2. Convert the dataset Prepare datasets with these commands:
cd DGVFM
python tools/convert_datasets/gta.py data/gta
python tools/convert_datasets/cityscapes.py data/cityscapes
python tools/convert_datasets/mapillary2cityscape.py data/mapillary data/mapillary/cityscapes_trainIdLabel --train_id
# you do not need to convert BDD100K. It is already in the correct format.
- Download: Download pre-trained weights of VFMs and place them in the
checkpoints
directory without changing the file name. You only need to download one of the following models depending on which one you want to run:
Model | Download Link | filename | Size |
---|---|---|---|
DINOv2 | DINOv2-ViT-L/14 | dinov2_vitl14_pretrain.pth | 1.2GB |
EVA02 | EVA02-ViT-L/14 | eva02_L_pt_m38m_p14to16.pt | 613MB |
CLIP | CLIP-ViT-L/14 | ViT-L-14.pt | 890MB |
SAM | SAM-ViT-H/14 | sam_vit_h_4b8939.pth | 2.4GB |
-
Convert: Convert pre-trained weights for training or evaluation.
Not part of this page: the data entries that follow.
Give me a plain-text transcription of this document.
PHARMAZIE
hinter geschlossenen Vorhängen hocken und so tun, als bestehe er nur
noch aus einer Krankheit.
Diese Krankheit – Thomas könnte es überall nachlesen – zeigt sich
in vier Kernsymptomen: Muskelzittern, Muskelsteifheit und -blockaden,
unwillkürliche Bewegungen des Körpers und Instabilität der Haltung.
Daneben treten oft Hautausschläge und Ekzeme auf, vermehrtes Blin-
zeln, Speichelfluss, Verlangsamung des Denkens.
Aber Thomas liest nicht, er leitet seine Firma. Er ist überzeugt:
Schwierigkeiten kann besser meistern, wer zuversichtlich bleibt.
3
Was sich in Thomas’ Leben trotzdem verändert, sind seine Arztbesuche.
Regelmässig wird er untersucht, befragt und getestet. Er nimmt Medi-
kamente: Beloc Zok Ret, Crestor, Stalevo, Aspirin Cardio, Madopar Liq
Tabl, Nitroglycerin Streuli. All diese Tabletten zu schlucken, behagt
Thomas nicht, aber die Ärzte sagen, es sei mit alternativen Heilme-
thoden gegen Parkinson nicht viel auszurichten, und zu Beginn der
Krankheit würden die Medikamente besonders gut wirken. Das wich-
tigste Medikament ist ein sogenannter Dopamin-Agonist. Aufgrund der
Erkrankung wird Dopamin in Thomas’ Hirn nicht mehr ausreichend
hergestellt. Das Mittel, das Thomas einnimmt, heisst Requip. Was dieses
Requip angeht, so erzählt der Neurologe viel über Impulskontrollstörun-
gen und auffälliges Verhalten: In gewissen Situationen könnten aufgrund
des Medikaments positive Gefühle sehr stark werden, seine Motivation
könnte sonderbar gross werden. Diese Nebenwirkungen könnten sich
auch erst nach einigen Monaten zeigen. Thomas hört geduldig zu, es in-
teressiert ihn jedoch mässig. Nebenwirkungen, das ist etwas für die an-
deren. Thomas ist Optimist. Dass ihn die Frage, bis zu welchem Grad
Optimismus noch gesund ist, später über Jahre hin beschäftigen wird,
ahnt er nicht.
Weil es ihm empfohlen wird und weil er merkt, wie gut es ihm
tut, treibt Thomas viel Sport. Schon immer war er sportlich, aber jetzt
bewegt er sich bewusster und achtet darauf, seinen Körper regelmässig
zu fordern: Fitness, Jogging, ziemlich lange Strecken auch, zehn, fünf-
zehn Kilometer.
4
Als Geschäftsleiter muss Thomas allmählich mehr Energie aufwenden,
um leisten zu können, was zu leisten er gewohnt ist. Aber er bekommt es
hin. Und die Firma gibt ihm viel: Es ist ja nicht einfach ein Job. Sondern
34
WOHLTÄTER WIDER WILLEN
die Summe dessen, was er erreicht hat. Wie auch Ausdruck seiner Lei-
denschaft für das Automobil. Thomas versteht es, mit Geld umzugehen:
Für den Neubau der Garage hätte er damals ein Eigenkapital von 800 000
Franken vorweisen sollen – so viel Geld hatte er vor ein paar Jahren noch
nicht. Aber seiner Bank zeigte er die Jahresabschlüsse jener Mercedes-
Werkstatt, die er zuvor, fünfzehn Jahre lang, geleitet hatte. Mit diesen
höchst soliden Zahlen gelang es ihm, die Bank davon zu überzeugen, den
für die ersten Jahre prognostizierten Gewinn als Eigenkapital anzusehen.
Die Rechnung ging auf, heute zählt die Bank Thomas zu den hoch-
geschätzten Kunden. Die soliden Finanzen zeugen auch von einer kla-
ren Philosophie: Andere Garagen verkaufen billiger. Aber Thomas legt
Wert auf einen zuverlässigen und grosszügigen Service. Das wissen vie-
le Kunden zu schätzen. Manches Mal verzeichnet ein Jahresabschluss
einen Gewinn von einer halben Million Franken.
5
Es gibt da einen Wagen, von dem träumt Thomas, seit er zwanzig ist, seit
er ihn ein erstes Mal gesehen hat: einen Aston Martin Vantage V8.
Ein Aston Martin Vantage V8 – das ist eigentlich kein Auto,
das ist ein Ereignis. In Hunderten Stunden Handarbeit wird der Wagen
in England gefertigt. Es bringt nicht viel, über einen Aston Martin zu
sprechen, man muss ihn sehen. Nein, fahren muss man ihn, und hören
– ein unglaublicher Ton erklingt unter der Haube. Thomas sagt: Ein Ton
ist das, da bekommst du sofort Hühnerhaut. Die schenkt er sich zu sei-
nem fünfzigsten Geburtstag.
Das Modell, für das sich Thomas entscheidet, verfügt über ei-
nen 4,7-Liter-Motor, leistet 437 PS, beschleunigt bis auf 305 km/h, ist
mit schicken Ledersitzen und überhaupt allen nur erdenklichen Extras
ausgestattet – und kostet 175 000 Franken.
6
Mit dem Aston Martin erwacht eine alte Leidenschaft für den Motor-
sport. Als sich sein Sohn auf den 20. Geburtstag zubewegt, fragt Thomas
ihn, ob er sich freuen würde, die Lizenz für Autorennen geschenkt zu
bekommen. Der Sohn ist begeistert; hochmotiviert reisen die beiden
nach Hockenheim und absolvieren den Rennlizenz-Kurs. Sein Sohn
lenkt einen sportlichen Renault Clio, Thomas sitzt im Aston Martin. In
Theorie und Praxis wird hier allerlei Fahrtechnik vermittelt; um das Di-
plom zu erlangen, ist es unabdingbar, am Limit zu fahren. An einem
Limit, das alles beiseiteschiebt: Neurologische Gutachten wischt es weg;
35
# convert DINOv2 python tools/convert_models/convert_dinov2.py checkpoints/dinov2_vitl14_pretrain.pth checkpoints/dinov2_converted.pth # convert EVA02 python tools/convert_models/convert_eva2_512x512.py checkpoints/eva02_L_pt_m38m_p14to16.pth checkpoints/eva02_L_converted.pth # convert CLIP python tools/convert_models/convert_clip.py checkpoints/ViT-L-14.pt checkpoints/CLIP-ViT-L_converted.pth # convert SAM python tools/convert_models/convert_sam.py checkpoints/sam_vit_h_4b8939.pth checkpoints/sam_vit_h_converted.pth
Start training on a single GPU:
python tools/train.py configs/dg/gta2citys/dg_lora_dinov2_ms_masked.py
You can also run the script:
./train.sh
Run the evaluation:
python tools/test.py \
configs/dg/gta2citys/dg_lora_dinov2_ms_masked.py \
<path_to_your_checkpoint> \
--backbone checkpoints/dinov2_converted.pth
You can also run the script:
./test.sh
This section provides an overview of the code files related to the model architecture and design:
-
core/models/backbones
: This folder contains the implementation of encoder of VFMs, includingdino_v2.py
,eva_02.py
,sam_vit.py
,clip.py
.lora_backbone.py
implements the lora-based fine-tuning algorithm. -
core/models/heads
: This folder contains the implementation of the head for our VFMNet and MGRNet.Liner_head.py
implements the head for VFMNet.VFMHead.py
implements the head for MGRNet. -
core/segmentors/Ms_VFM_encoder_decoder.py
: This file implements our multi-scale training algorithm and the two-stage coarse-to-fine inference algorithm.